Bi: Einmal haben wir auf der Bühne ne Ansage gemacht, dass „FLINT*-Personen einen nervigen Cis-Typen rausschmeißen sollen. Danach kam eine Person, die das bevormundend fand. So nach dem Motto: „Wir sind super emanzipiert und hätten das eh gemacht, wenn wir gewollt hätten.“
Trifft Kritik von anderen Feminist*innen mehr?
Bi: Auf jeden Fall. Wir sind jeden Tag mit so viel Scheiße konfrontiert. Natürlich kann man da nicht immer alles richtig machen. Wenn Leute dann aber sagen: „Du bist doch voll die Feministin, warum hast du nicht so und so reagiert?“, dann finde ich das nicht feministisch. Mir in einer sexistischen Gesellschaft vorzuwerfen, dass ich mich gegenüber Sexismus falsch verhalten hätte, finde ich unsolidarisch und wenig hilfreich.
Und wie hilfreich ist es für den Feminismus, dass er im Mainstream angekommen ist?
Bi: Gar nicht.
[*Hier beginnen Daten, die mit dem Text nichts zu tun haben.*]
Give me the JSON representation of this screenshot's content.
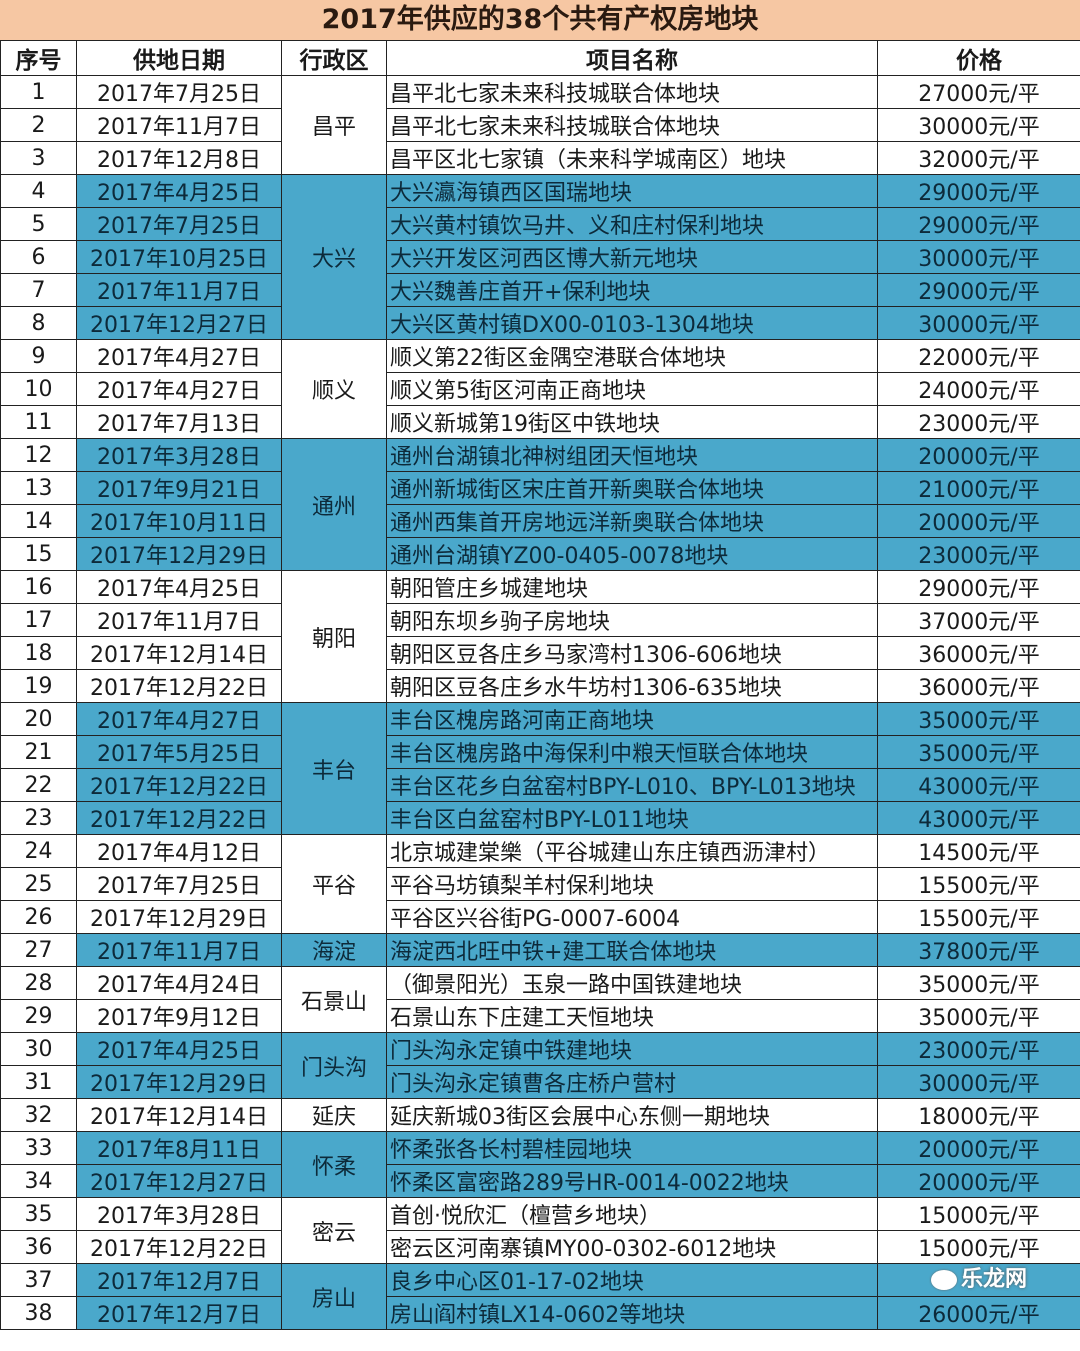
{
  "title": "2017年供应的38个共有产权房地块",
  "headers": [
    "序号",
    "供地日期",
    "行政区",
    "项目名称",
    "价格"
  ],
  "colors": {
    "highlight": "#4aa8cb",
    "title_bg": "#f6c7a3"
  },
  "groups": [
    {
      "district": "昌平",
      "highlight": false,
      "start": 1,
      "count": 3
    },
    {
      "district": "大兴",
      "highlight": true,
      "start": 4,
      "count": 5
    },
    {
      "district": "顺义",
      "highlight": false,
      "start": 9,
      "count": 3
    },
    {
      "district": "通州",
      "highlight": true,
      "start": 12,
      "count": 4
    },
    {
      "district": "朝阳",
      "highlight": false,
      "start": 16,
      "count": 4
    },
    {
      "district": "丰台",
      "highlight": true,
      "start": 20,
      "count": 4
    },
    {
      "district": "平谷",
      "highlight": false,
      "start": 24,
      "count": 3
    },
    {
      "district": "海淀",
      "highlight": true,
      "start": 27,
      "count": 1
    },
    {
      "district": "石景山",
      "highlight": false,
      "start": 28,
      "count": 2
    },
    {
      "district": "门头沟",
      "highlight": true,
      "start": 30,
      "count": 2
    },
    {
      "district": "延庆",
      "highlight": false,
      "start": 32,
      "count": 1
    },
    {
      "district": "怀柔",
      "highlight": true,
      "start": 33,
      "count": 2
    },
    {
      "district": "密云",
      "highlight": false,
      "start": 35,
      "count": 2
    },
    {
      "district": "房山",
      "highlight": true,
      "start": 37,
      "count": 2
    }
  ],
  "rows": [
    {
      "no": "1",
      "date": "2017年7月25日",
      "name": "昌平北七家未来科技城联合体地块",
      "price": "27000元/平"
    },
    {
      "no": "2",
      "date": "2017年11月7日",
      "name": "昌平北七家未来科技城联合体地块",
      "price": "30000元/平"
    },
    {
      "no": "3",
      "date": "2017年12月8日",
      "name": "昌平区北七家镇（未来科学城南区）地块",
      "price": "32000元/平"
    },
    {
      "no": "4",
      "date": "2017年4月25日",
      "name": "大兴瀛海镇西区国瑞地块",
      "price": "29000元/平"
    },
    {
      "no": "5",
      "date": "2017年7月25日",
      "name": "大兴黄村镇饮马井、义和庄村保利地块",
      "price": "29000元/平"
    },
    {
      "no": "6",
      "date": "2017年10月25日",
      "name": "大兴开发区河西区博大新元地块",
      "price": "30000元/平"
    },
    {
      "no": "7",
      "date": "2017年11月7日",
      "name": "大兴魏善庄首开+保利地块",
      "price": "29000元/平"
    },
    {
      "no": "8",
      "date": "2017年12月27日",
      "name": "大兴区黄村镇DX00-0103-1304地块",
      "price": "30000元/平"
    },
    {
      "no": "9",
      "date": "2017年4月27日",
      "name": "顺义第22街区金隅空港联合体地块",
      "price": "22000元/平"
    },
    {
      "no": "10",
      "date": "2017年4月27日",
      "name": "顺义第5街区河南正商地块",
      "price": "24000元/平"
    },
    {
      "no": "11",
      "date": "2017年7月13日",
      "name": "顺义新城第19街区中铁地块",
      "price": "23000元/平"
    },
    {
      "no": "12",
      "date": "2017年3月28日",
      "name": "通州台湖镇北神树组团天恒地块",
      "price": "20000元/平"
    },
    {
      "no": "13",
      "date": "2017年9月21日",
      "name": "通州新城街区宋庄首开新奥联合体地块",
      "price": "21000元/平"
    },
    {
      "no": "14",
      "date": "2017年10月11日",
      "name": "通州西集首开房地远洋新奥联合体地块",
      "price": "20000元/平"
    },
    {
      "no": "15",
      "date": "2017年12月29日",
      "name": "通州台湖镇YZ00-0405-0078地块",
      "price": "23000元/平"
    },
    {
      "no": "16",
      "date": "2017年4月25日",
      "name": "朝阳管庄乡城建地块",
      "price": "29000元/平"
    },
    {
      "no": "17",
      "date": "2017年11月7日",
      "name": "朝阳东坝乡驹子房地块",
      "price": "37000元/平"
    },
    {
      "no": "18",
      "date": "2017年12月14日",
      "name": "朝阳区豆各庄乡马家湾村1306-606地块",
      "price": "36000元/平"
    },
    {
      "no": "19",
      "date": "2017年12月22日",
      "name": "朝阳区豆各庄乡水牛坊村1306-635地块",
      "price": "36000元/平"
    },
    {
      "no": "20",
      "date": "2017年4月27日",
      "name": "丰台区槐房路河南正商地块",
      "price": "35000元/平"
    },
    {
      "no": "21",
      "date": "2017年5月25日",
      "name": "丰台区槐房路中海保利中粮天恒联合体地块",
      "price": "35000元/平"
    },
    {
      "no": "22",
      "date": "2017年12月22日",
      "name": "丰台区花乡白盆窑村BPY-L010、BPY-L013地块",
      "price": "43000元/平"
    },
    {
      "no": "23",
      "date": "2017年12月22日",
      "name": "丰台区白盆窑村BPY-L011地块",
      "price": "43000元/平"
    },
    {
      "no": "24",
      "date": "2017年4月12日",
      "name": "北京城建棠樂（平谷城建山东庄镇西沥津村）",
      "price": "14500元/平"
    },
    {
      "no": "25",
      "date": "2017年7月25日",
      "name": "平谷马坊镇梨羊村保利地块",
      "price": "15500元/平"
    },
    {
      "no": "26",
      "date": "2017年12月29日",
      "name": "平谷区兴谷街PG-0007-6004",
      "price": "15500元/平"
    },
    {
      "no": "27",
      "date": "2017年11月7日",
      "name": "海淀西北旺中铁+建工联合体地块",
      "price": "37800元/平"
    },
    {
      "no": "28",
      "date": "2017年4月24日",
      "name": "（御景阳光）玉泉一路中国铁建地块",
      "price": "35000元/平"
    },
    {
      "no": "29",
      "date": "2017年9月12日",
      "name": "石景山东下庄建工天恒地块",
      "price": "35000元/平"
    },
    {
      "no": "30",
      "date": "2017年4月25日",
      "name": "门头沟永定镇中铁建地块",
      "price": "23000元/平"
    },
    {
      "no": "31",
      "date": "2017年12月29日",
      "name": "门头沟永定镇曹各庄桥户营村",
      "price": "30000元/平"
    },
    {
      "no": "32",
      "date": "2017年12月14日",
      "name": "延庆新城03街区会展中心东侧一期地块",
      "price": "18000元/平"
    },
    {
      "no": "33",
      "date": "2017年8月11日",
      "name": "怀柔张各长村碧桂园地块",
      "price": "20000元/平"
    },
    {
      "no": "34",
      "date": "2017年12月27日",
      "name": "怀柔区富密路289号HR-0014-0022地块",
      "price": "20000元/平"
    },
    {
      "no": "35",
      "date": "2017年3月28日",
      "name": "首创·悦欣汇（檀营乡地块）",
      "price": "15000元/平"
    },
    {
      "no": "36",
      "date": "2017年12月22日",
      "name": "密云区河南寨镇MY00-0302-6012地块",
      "price": "15000元/平"
    },
    {
      "no": "37",
      "date": "2017年12月7日",
      "name": "良乡中心区01-17-02地块",
      "price": ""
    },
    {
      "no": "38",
      "date": "2017年12月7日",
      "name": "房山阎村镇LX14-0602等地块",
      "price": "26000元/平"
    }
  ],
  "watermark": {
    "logo_text": "乐龙网"
  }
}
Feminismus ist gesellschaftlich viel zu wichtig, um zuzulassen, dass er unter kapitalistischen Vermarktungsstrategien ausgenutzt wird. Dann wird er nämlich ausgehöhlt. Und ein ausgehöhlter Feminismus ist ein ganz großer Feind für einen emanzipatorischen Umgang mit Sexismus und Patriarchat. Man muss da sehr auf der Hut sein, wenn sich auf einmal Konzerne damit schmücken und es so ein Lifestyle-Ding wird. Feminismus ist nicht leicht. Feminismus ist ein Kampf, den man sich nicht vom Kapitalismus aus der Hand schlagen lassen darf.
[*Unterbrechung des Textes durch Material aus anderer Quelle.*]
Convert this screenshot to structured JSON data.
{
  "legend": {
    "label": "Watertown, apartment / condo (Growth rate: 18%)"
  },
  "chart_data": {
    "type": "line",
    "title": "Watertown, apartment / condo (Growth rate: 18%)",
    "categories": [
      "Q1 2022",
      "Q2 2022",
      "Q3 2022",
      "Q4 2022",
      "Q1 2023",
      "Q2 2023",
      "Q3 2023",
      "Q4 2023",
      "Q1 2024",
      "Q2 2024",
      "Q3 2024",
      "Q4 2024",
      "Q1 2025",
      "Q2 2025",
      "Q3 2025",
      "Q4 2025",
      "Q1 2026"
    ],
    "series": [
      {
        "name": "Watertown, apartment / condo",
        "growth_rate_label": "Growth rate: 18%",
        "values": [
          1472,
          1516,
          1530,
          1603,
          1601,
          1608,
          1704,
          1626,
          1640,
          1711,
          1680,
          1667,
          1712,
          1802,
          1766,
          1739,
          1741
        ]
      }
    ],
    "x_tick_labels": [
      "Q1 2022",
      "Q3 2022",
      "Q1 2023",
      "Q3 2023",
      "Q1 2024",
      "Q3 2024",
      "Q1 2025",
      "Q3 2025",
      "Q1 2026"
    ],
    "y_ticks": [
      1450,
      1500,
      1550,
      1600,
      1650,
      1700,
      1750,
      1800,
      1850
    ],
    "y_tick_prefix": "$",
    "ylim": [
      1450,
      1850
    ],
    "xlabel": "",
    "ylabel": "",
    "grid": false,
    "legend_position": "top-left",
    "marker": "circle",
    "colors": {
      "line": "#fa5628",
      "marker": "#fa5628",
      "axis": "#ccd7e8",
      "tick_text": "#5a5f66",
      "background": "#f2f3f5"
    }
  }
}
FLINT* steht für Frauen*, Lesben, inter, non-binary und trans* Personen und ist eine Abkürzung, die nicht nur Frauen in feministische Arbeit und Feminismus inkludieren will, sondern kurz alle Personen, die vom Patriarchat unterdrückt werden.
Als Cis-Mann/Cis-Frau werden diejenigen bezeichnet, deren Geschlechtsidentität dem Geschlecht entspricht, das ihnen bei der Geburt zugewiesen wurde.